Continued on the next morning and we started to get sore arms waving at all the motorhomes coming in the opposite direction displaying Club “Wings” as they left the Music in the Mountains Rally. Reports said that there were around 700 motorhomes parked at the school grounds in Tapawera during the Rally so they are now all on the road somewhere? No doubt the Murchison Park would be full again that night. We have been travelling slow deliberately, in the hope that the places we want to go next have time to quieten down.
We had a look at the Hope Saddle Lookout along the highway. Great views over the forested hills.
We then came across the Clark River Recreation Grounds, alongside the river where camping is allowed, so that was our spot for the night. We got there at lunchtime and it was a large area with several grassy areas to park. By nightfall in our little area we were closely surrounded by another Motorhome, two campervans and four ‘sleeper’ cars!! Talk about the ‘cluster’ mentality. We can understand it in small areas but where there is plenty of space…why does everyone have to squeeze up together? Maybe we have a ‘magnet’ on board that attracts them!

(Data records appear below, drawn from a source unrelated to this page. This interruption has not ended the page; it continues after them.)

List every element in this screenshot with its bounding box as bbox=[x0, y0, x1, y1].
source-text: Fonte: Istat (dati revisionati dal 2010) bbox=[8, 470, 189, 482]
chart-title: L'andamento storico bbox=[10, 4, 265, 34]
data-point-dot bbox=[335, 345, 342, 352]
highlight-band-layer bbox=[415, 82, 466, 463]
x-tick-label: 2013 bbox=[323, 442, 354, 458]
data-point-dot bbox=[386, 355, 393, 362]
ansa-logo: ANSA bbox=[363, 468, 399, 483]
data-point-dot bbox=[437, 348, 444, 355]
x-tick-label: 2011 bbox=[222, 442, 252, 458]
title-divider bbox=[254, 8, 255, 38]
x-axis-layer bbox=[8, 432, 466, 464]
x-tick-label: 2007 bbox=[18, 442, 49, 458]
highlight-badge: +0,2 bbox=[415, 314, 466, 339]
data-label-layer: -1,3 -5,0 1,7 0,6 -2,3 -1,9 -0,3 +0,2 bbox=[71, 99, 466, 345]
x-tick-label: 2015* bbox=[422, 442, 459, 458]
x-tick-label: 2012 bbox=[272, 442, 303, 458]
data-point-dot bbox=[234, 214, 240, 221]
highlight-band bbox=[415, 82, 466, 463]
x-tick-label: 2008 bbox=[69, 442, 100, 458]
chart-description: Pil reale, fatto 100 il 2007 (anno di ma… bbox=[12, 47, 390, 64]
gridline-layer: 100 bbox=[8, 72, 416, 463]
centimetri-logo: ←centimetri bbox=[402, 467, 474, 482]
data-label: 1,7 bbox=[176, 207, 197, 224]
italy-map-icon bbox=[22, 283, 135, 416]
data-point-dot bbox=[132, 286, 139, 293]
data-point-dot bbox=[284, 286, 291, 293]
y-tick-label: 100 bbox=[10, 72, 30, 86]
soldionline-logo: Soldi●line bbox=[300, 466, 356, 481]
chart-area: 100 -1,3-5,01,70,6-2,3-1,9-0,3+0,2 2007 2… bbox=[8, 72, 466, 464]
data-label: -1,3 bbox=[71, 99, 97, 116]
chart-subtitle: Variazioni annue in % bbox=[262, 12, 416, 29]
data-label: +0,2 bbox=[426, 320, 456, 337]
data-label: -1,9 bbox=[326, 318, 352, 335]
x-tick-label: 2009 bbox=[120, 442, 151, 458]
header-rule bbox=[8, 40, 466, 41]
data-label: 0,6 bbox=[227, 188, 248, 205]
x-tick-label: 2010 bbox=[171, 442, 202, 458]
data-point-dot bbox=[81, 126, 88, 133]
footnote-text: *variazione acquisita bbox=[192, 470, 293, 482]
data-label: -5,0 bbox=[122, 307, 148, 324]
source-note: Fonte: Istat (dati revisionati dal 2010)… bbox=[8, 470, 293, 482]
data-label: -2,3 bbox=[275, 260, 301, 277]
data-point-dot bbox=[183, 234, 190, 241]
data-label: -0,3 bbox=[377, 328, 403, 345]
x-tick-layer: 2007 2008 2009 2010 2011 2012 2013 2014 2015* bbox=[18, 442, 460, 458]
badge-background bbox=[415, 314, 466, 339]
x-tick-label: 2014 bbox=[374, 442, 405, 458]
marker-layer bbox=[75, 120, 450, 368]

31 Jan – last day of the month. Left Clark River and still heading north, turned off SH6 onto the Motueka Valley Highway towards Tapawera. Not so many vans around today so appears the Rally has almost dispersed. Stopped there to get fresh water, bought a couple of things from the Four Square Store and browsed in a little shed displaying photographs of the town history. Then travelled about 12 kms to McLeans Domain, another free camp area beside the Motueka River this time. Looks like we’ll reach Motueka tomorrow as we can only stay here one night.